Fritz Hartnagel und Sophie Scholl. Die Geschichte einer Liebe

In der Alten Bücherkiste findet sich eine Rezension aus dem Jahr 2005 zu einem Buch, das die Liebesgeschichte der bekanntesten deutschen Widerstandskämpferin und ihrem Freund darstellt: Fritz Hartnagel. Der Freund von Sophie Scholl von Hermann Vinke.


Daten zum Buch

  • Autor: Hermann Vinke
  • Titel: Fritz Hartnagel. Der Freund von  Sophie Scholl
  • Genre: Sachbuch
  • Verlagsort der Erstausgabe: Zürich
  • Verleger: Arche Verlag
  • Erscheinungsjahr: 2005

Sophie Scholl ist in diesem Jahr (2005) in aller Munde. Dies vor allem des Filmes Sophie Scholl – Die letzten Tage wegen, der bei der Berlinale gleich zwei Preise abgesahnt hat, zwei Preise, von denen einer immerhin an die richtige Stelle gegangen ist, der zweite aber wohl unzweifelhaft fehlgegeben wurde (es hat ja seinen guten Grund, warum Julia Jentsch auch den Deutschen Filmpreis bekommen hat.)

Ohnehin ist von den Filmen über die Weiße Rose (Percy Adlons Fünf letzte Tage, Michael Verhoevens Die weiße Rose und Marc Rothemunds Sophie Scholl – Die letzten Tage) ist keiner wirklich herausragend, aber die schauspielerischen Leistungen der jeweiligen Darstellerinnen der Sophie Scholl (Lena Stolze und Julia Jentsch) sind in allen drei Fällen von besonderer Güte.

Jetzt aber zu dem Buch, um das es uns hier zu tun ist: Fritz Hartnagel und Sophie Scholl. Die Geschichte einer Liebe (Zürich/Hamburg: Arche Verlag 2005). Auch in diesem spielt Sophie Scholl eine gewichtige Rolle, wenn auch, zugegeben, nicht die vorrangigste.
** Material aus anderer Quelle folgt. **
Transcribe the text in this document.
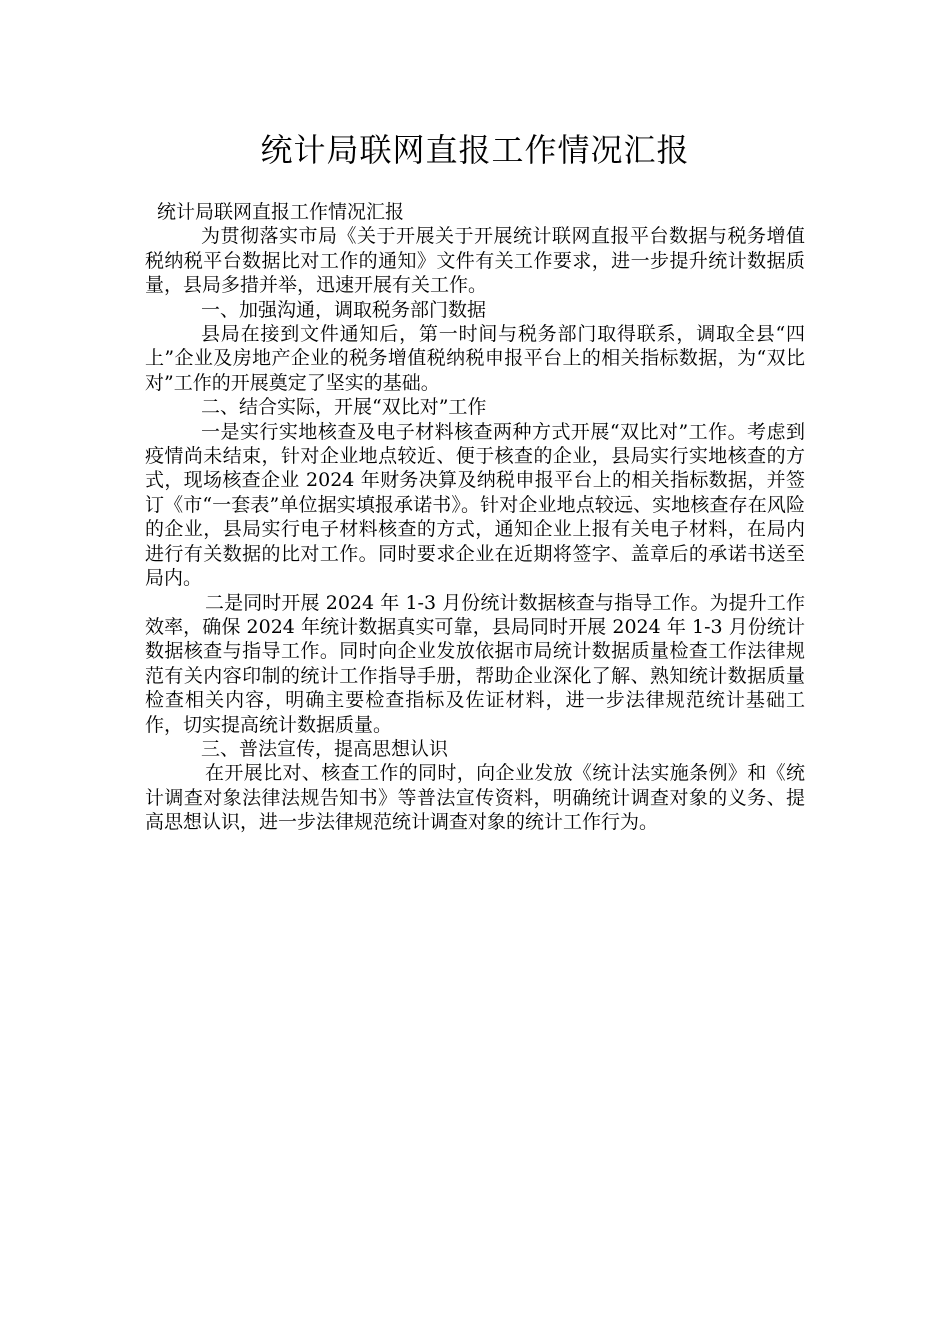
统计局联网直报工作情况汇报

统计局联网直报工作情况汇报

为贯彻落实市局《关于开展关于开展统计联网直报平台数据与税务增值税纳税平台数据比对工作的通知》文件有关工作要求，进一步提升统计数据质量，县局多措并举，迅速开展有关工作。

一、加强沟通，调取税务部门数据

县局在接到文件通知后，第一时间与税务部门取得联系，调取全县“四上”企业及房地产企业的税务增值税纳税申报平台上的相关指标数据，为“双比对”工作的开展奠定了坚实的基础。

二、结合实际，开展“双比对”工作

一是实行实地核查及电子材料核查两种方式开展“双比对”工作。考虑到疫情尚未结束，针对企业地点较近、便于核查的企业，县局实行实地核查的方式，现场核查企业 2024 年财务决算及纳税申报平台上的相关指标数据，并签订《市“一套表”单位据实填报承诺书》。针对企业地点较远、实地核查存在风险的企业，县局实行电子材料核查的方式，通知企业上报有关电子材料，在局内进行有关数据的比对工作。同时要求企业在近期将签字、盖章后的承诺书送至局内。

二是同时开展 2024 年 1-3 月份统计数据核查与指导工作。为提升工作效率，确保 2024 年统计数据真实可靠，县局同时开展 2024 年 1-3 月份统计数据核查与指导工作。同时向企业发放依据市局统计数据质量检查工作法律规范有关内容印制的统计工作指导手册，帮助企业深化了解、熟知统计数据质量检查相关内容，明确主要检查指标及佐证材料，进一步法律规范统计基础工作，切实提高统计数据质量。

三、普法宣传，提高思想认识

在开展比对、核查工作的同时，向企业发放《统计法实施条例》和《统计调查对象法律法规告知书》等普法宣传资料，明确统计调查对象的义务、提高思想认识，进一步法律规范统计调查对象的统计工作行为。
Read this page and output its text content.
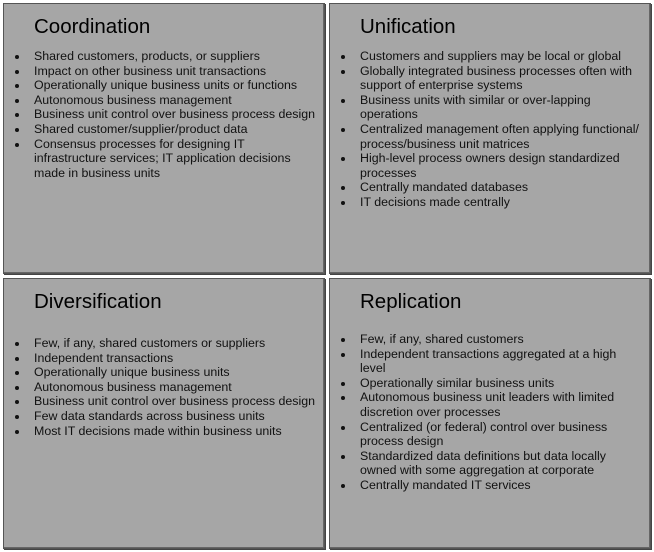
Coordination
Shared customers, products, or suppliers
Impact on other business unit transactions
Operationally unique business units or functions
Autonomous business management
Business unit control over business process design
Shared customer/supplier/product data
Consensus processes for designing IT infrastructure services; IT application decisions made in business units
Unification
Customers and suppliers may be local or global
Globally integrated business processes often with support of enterprise systems
Business units with similar or over-lapping operations
Centralized management often applying functional/ process/business unit matrices
High-level process owners design standardized processes
Centrally mandated databases
IT decisions made centrally
Diversification
Few, if any, shared customers or suppliers
Independent transactions
Operationally unique business units
Autonomous business management
Business unit control over business process design
Few data standards across business units
Most IT decisions made within business units
Replication
Few, if any, shared customers
Independent transactions aggregated at a high level
Operationally similar business units
Autonomous business unit leaders with limited discretion over processes
Centralized (or federal) control over business process design
Standardized data definitions but data locally owned with some aggregation at corporate
Centrally mandated IT services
Zuvorderst geht es dem Autor Hermann Vinke nämlich um Fritz Hartnagel, um denjenigen also, der wohl, wie uns der Verlag aus verkaufsfördernden Gründen sogleich im Untertitel mitteilt, auf irgendeine Art und Weise mit Sophie liiert war; na klar: mit dem Namen ›Fritz Hartnagel‹ alleine wäre für den Verlag ja nicht viel gewonnen, wird doch nicht jeder sofort wissen, um wen es sich denn da nun handelt. (Der ursprüngliche Titel lautete übrigens Fritz Hartnagel. Der Freund von Sophie Scholl.)

Der Freund von Sophie Scholl war er, der Fritz, auch wenn Inge Jens 1984 (als man die Dinge offensichtlich noch nicht so offen beim Namen nennen durfte wie heute) noch etwas etepetete davon gesprochen hatte (im Kommentar zu Sophies erstem Brief in den Briefen und Aufzeichnungen), dass sich im Laufe der Zeit zwischen beiden ›eine für beide Partner bedeutsame Freundschaft‹ entwickelt habe – nun ja.
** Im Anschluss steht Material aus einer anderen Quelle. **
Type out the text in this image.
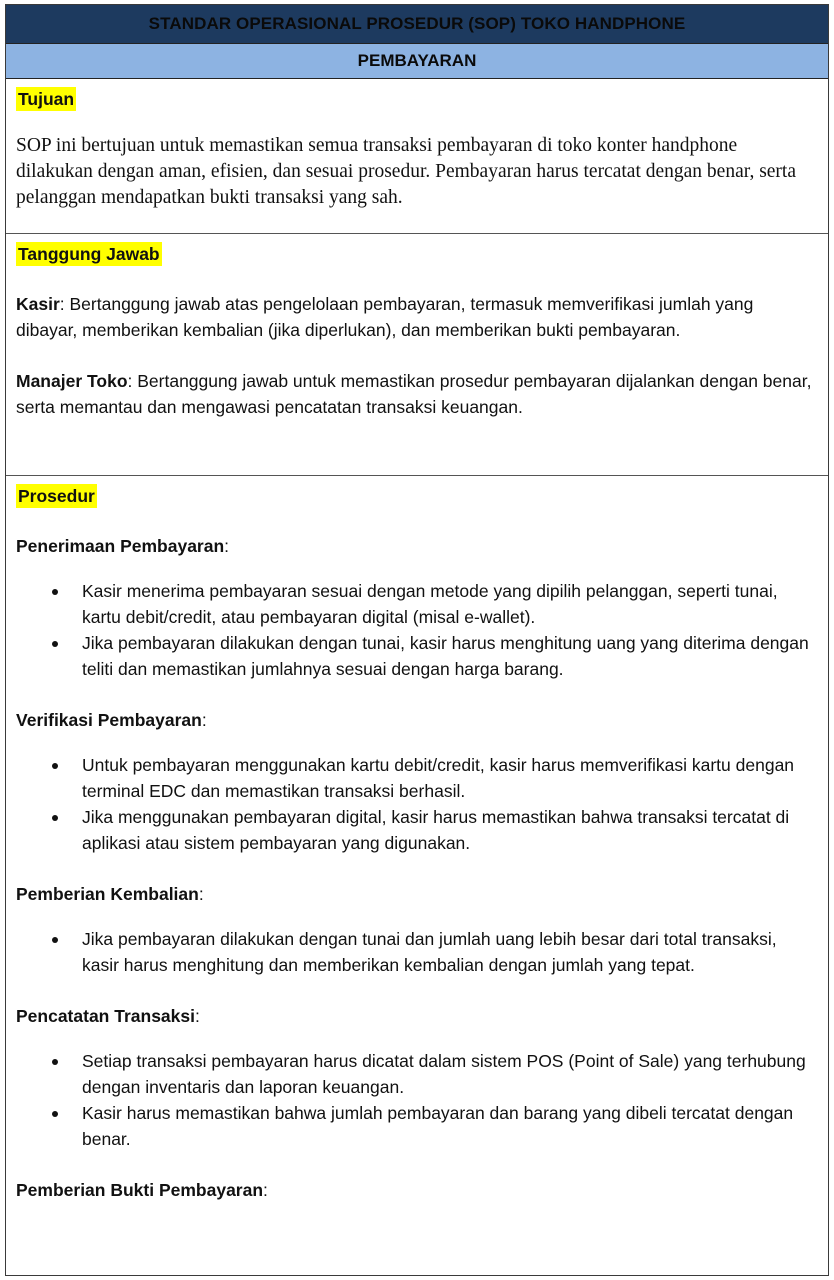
STANDAR OPERASIONAL PROSEDUR (SOP) TOKO HANDPHONE
PEMBAYARAN
Tujuan
SOP ini bertujuan untuk memastikan semua transaksi pembayaran di toko konter handphone dilakukan dengan aman, efisien, dan sesuai prosedur. Pembayaran harus tercatat dengan benar, serta pelanggan mendapatkan bukti transaksi yang sah.
Tanggung Jawab
Kasir: Bertanggung jawab atas pengelolaan pembayaran, termasuk memverifikasi jumlah yang dibayar, memberikan kembalian (jika diperlukan), dan memberikan bukti pembayaran.
Manajer Toko: Bertanggung jawab untuk memastikan prosedur pembayaran dijalankan dengan benar, serta memantau dan mengawasi pencatatan transaksi keuangan.
Prosedur
Penerimaan Pembayaran:
Kasir menerima pembayaran sesuai dengan metode yang dipilih pelanggan, seperti tunai, kartu debit/credit, atau pembayaran digital (misal e-wallet).
Jika pembayaran dilakukan dengan tunai, kasir harus menghitung uang yang diterima dengan teliti dan memastikan jumlahnya sesuai dengan harga barang.
Verifikasi Pembayaran:
Untuk pembayaran menggunakan kartu debit/credit, kasir harus memverifikasi kartu dengan terminal EDC dan memastikan transaksi berhasil.
Jika menggunakan pembayaran digital, kasir harus memastikan bahwa transaksi tercatat di aplikasi atau sistem pembayaran yang digunakan.
Pemberian Kembalian:
Jika pembayaran dilakukan dengan tunai dan jumlah uang lebih besar dari total transaksi, kasir harus menghitung dan memberikan kembalian dengan jumlah yang tepat.
Pencatatan Transaksi:
Setiap transaksi pembayaran harus dicatat dalam sistem POS (Point of Sale) yang terhubung dengan inventaris dan laporan keuangan.
Kasir harus memastikan bahwa jumlah pembayaran dan barang yang dibeli tercatat dengan benar.
Pemberian Bukti Pembayaran:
Sophie war 16, als sie den Berufsoffizier in spe im Winter 1937 auf einem Tanzball kennen lernte; er, der Fähnrich Fritz Hartnagel, war vier Jahre und drei Monate älter als sie. Besonders die Briefe, die die beiden danach gewechselt haben, machen das Buch so interessant; die meisten der Briefe waren bisher noch nicht bekannt.

Über den weiteren Lebenslauf Sophie Scholls brauchen wir kein Wort mehr zu verlieren. Was aber tat Fritz Hartnagel? Nun, er, der Offizier, diente an der Front, so auch in Stalingrad. Aber dort, an der Front, sah er Dinge, die er Sophie recht offenherzig in seinen Briefen mitteilte – möglicherweise ein Grund für sie, sich nicht nur im Wort, sondern letztlich auch in der Tat gegen die Nazis zu äußern. Derweil durchlief Fritz Hartnagel ebenfalls eine Metamorphose, auch er grenzte sich immer weiter von den Nazis ab, wenn er auch, wie er später immer wieder betonte, nie selbst Widerstand leistete.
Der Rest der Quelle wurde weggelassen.